Escucha con empatía y valida sentimientos de tus hijos

emociones

No discutas los hechos. Los sentimientos no son lógicos. No esperarías que el nuevo empleado sepa cómo encontrar el baño si nadie le ha dicho dónde está antes y no debes esperar que un niño sepa cómo manejar las emociones que, francamente, todavía tiene problemas para enfrentar porque aún no las entiende.

No intentes arreglar las cosas de inmediato. Debes establecer que eres un aliado seguro antes de poder resolver cualquier cosa. El entendimiento debe preceder al consejo y, al igual que con los adultos,  ellos deciden cuándo lo entiendes.

Es importante aceptar todos los sentimientos, pero no todos los comportamientos. Si saltas inmediatamente a la resolución de problemas, el niño nunca aprende la habilidad de cómo lidiar con esas emociones incómodas.

Sé una persona empática y permite que tus hijos hablen. Ayúdales a aclararse intermitente, valida sus sentimientos pero no aceptes un mal comportamiento.
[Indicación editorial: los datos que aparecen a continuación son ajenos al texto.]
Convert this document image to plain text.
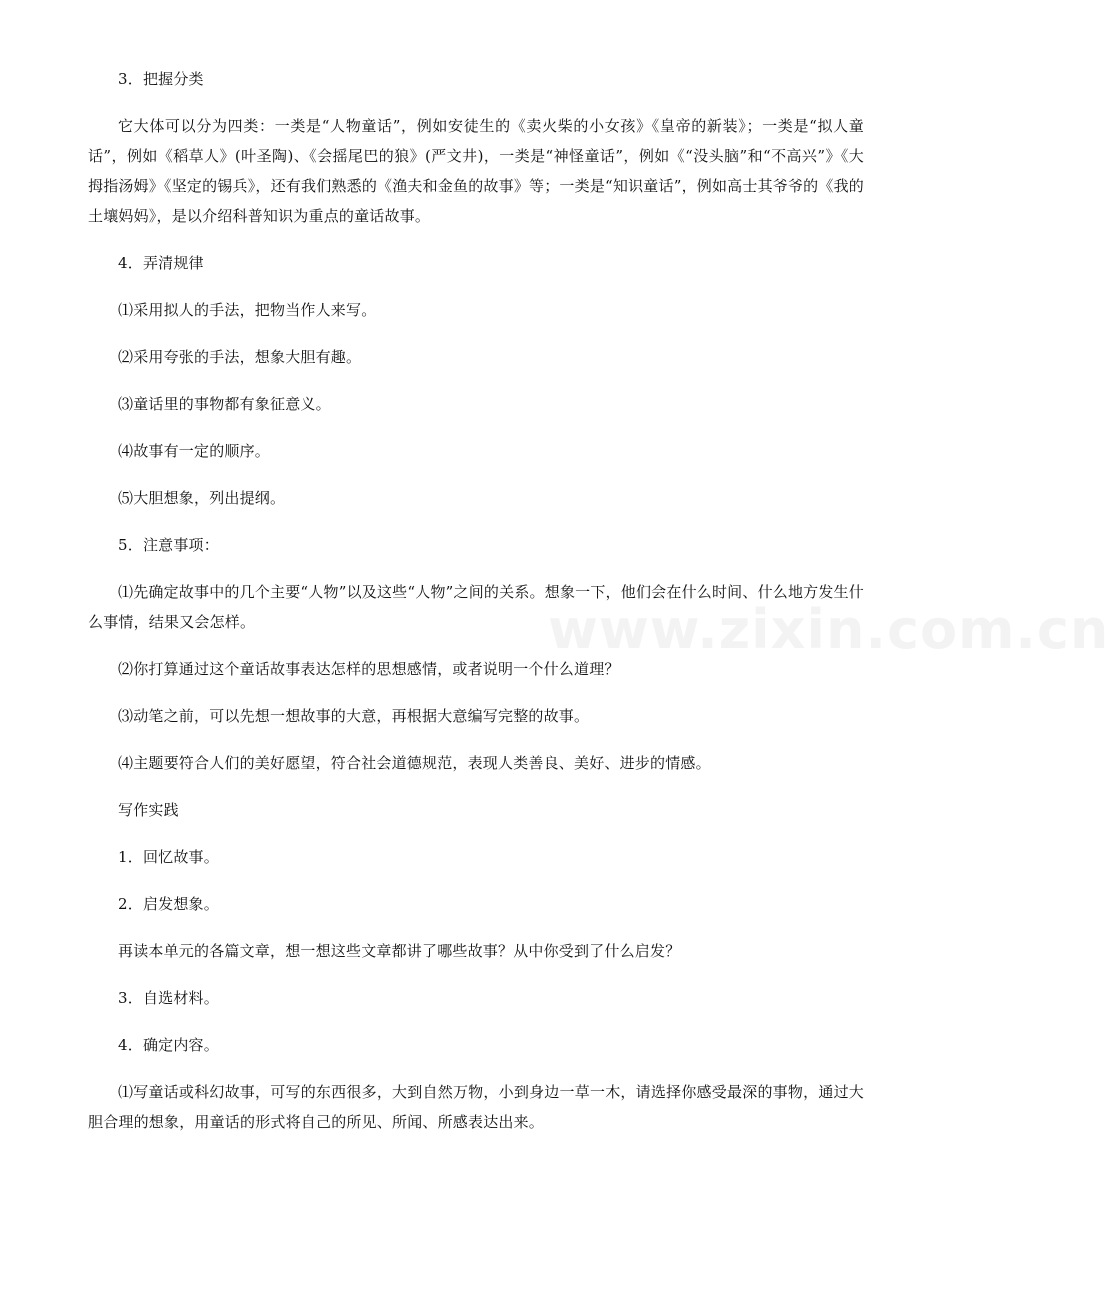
www.zixin.com.cn

3．把握分类

它大体可以分为四类：一类是“人物童话”，例如安徒生的《卖火柴的小女孩》《皇帝的新装》；一类是“拟人童话”，例如《稻草人》(叶圣陶)、《会摇尾巴的狼》(严文井)，一类是“神怪童话”，例如《“没头脑”和“不高兴”》《大拇指汤姆》《坚定的锡兵》，还有我们熟悉的《渔夫和金鱼的故事》等；一类是“知识童话”，例如高士其爷爷的《我的土壤妈妈》，是以介绍科普知识为重点的童话故事。

4．弄清规律

⑴采用拟人的手法，把物当作人来写。

⑵采用夸张的手法，想象大胆有趣。

⑶童话里的事物都有象征意义。

⑷故事有一定的顺序。

⑸大胆想象，列出提纲。

5．注意事项：

⑴先确定故事中的几个主要“人物”以及这些“人物”之间的关系。想象一下，他们会在什么时间、什么地方发生什么事情，结果又会怎样。

⑵你打算通过这个童话故事表达怎样的思想感情，或者说明一个什么道理？

⑶动笔之前，可以先想一想故事的大意，再根据大意编写完整的故事。

⑷主题要符合人们的美好愿望，符合社会道德规范，表现人类善良、美好、进步的情感。

写作实践

1．回忆故事。

2．启发想象。

再读本单元的各篇文章，想一想这些文章都讲了哪些故事？从中你受到了什么启发？

3．自选材料。

4．确定内容。

⑴写童话或科幻故事，可写的东西很多，大到自然万物，小到身边一草一木，请选择你感受最深的事物，通过大胆合理的想象，用童话的形式将自己的所见、所闻、所感表达出来。
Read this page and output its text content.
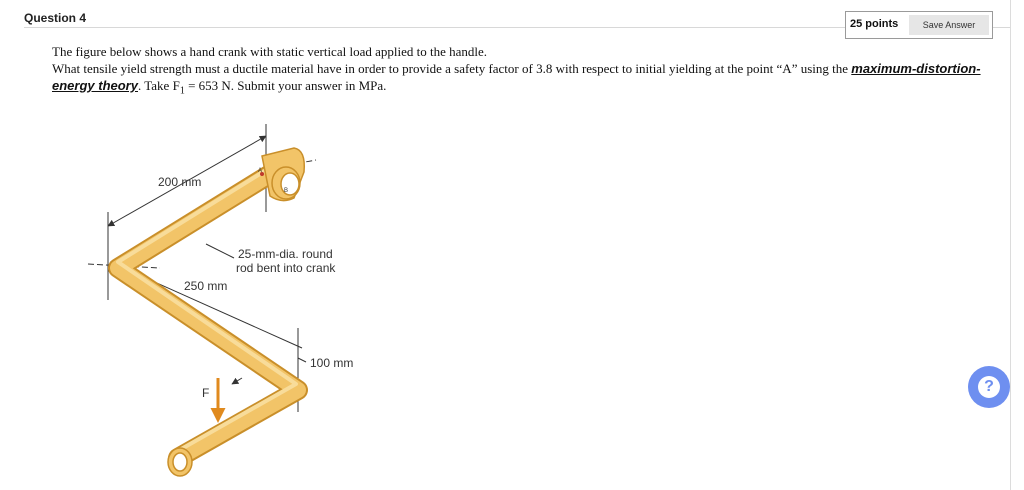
Question 4	25 points	Save Answer
The figure below shows a hand crank with static vertical load applied to the handle.
What tensile yield strength must a ductile material have in order to provide a safety factor of 3.8 with respect to initial yielding at the point “A” using the maximum-distortion-energy theory. Take $F_1 = 653$ N. Submit your answer in MPa.
A
B
F
200 mm
250 mm
100 mm
25-mm-dia. round
rod bent into crank
?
Necesitan sentir que realmente entiendes lo que sienten y que estás a su lado.  Respira hondo, relájate y concéntrate en ellos.

En este contexto, escuchar significa mucho más que recopilar datos con los oídos. Los oyentes empáticos usan sus ojos para observar la evidencia física de las emociones de sus hijos. Usan su imaginación para ver la situación desde la perspectiva del niño. Usan sus palabras para reflejar, de una manera suave y no crítica, lo que están escuchando y para ayudar a sus hijos a etiquetar sus emociones.

Relaciona los problemas infantiles con los problemas adultos en tu cabeza para ayudarte a empatizar. Quizá pienses que tu hijo celoso del nuevo hermanito no tiene razón de ser con su comportamiento, ¿de verdad? ¿Cómo te sentirías si tu pareja llegase a casa con un amante y te hiciese convivir con él? Sal de tu cabeza y entra en la de tus hijos. Relacionar. Empatizarse.

Las preguntas para saber sus emociones pueden ser demasiado para un niño pequeño. Puede sentirse como un interrogatorio. Puede que ni siquiera sepan por qué están tristes. Intenta compartir observaciones simples. Di: «Me di cuenta de que frunciste el ceño cuando mencioné ir a la fiesta» y luego espera una respuesta.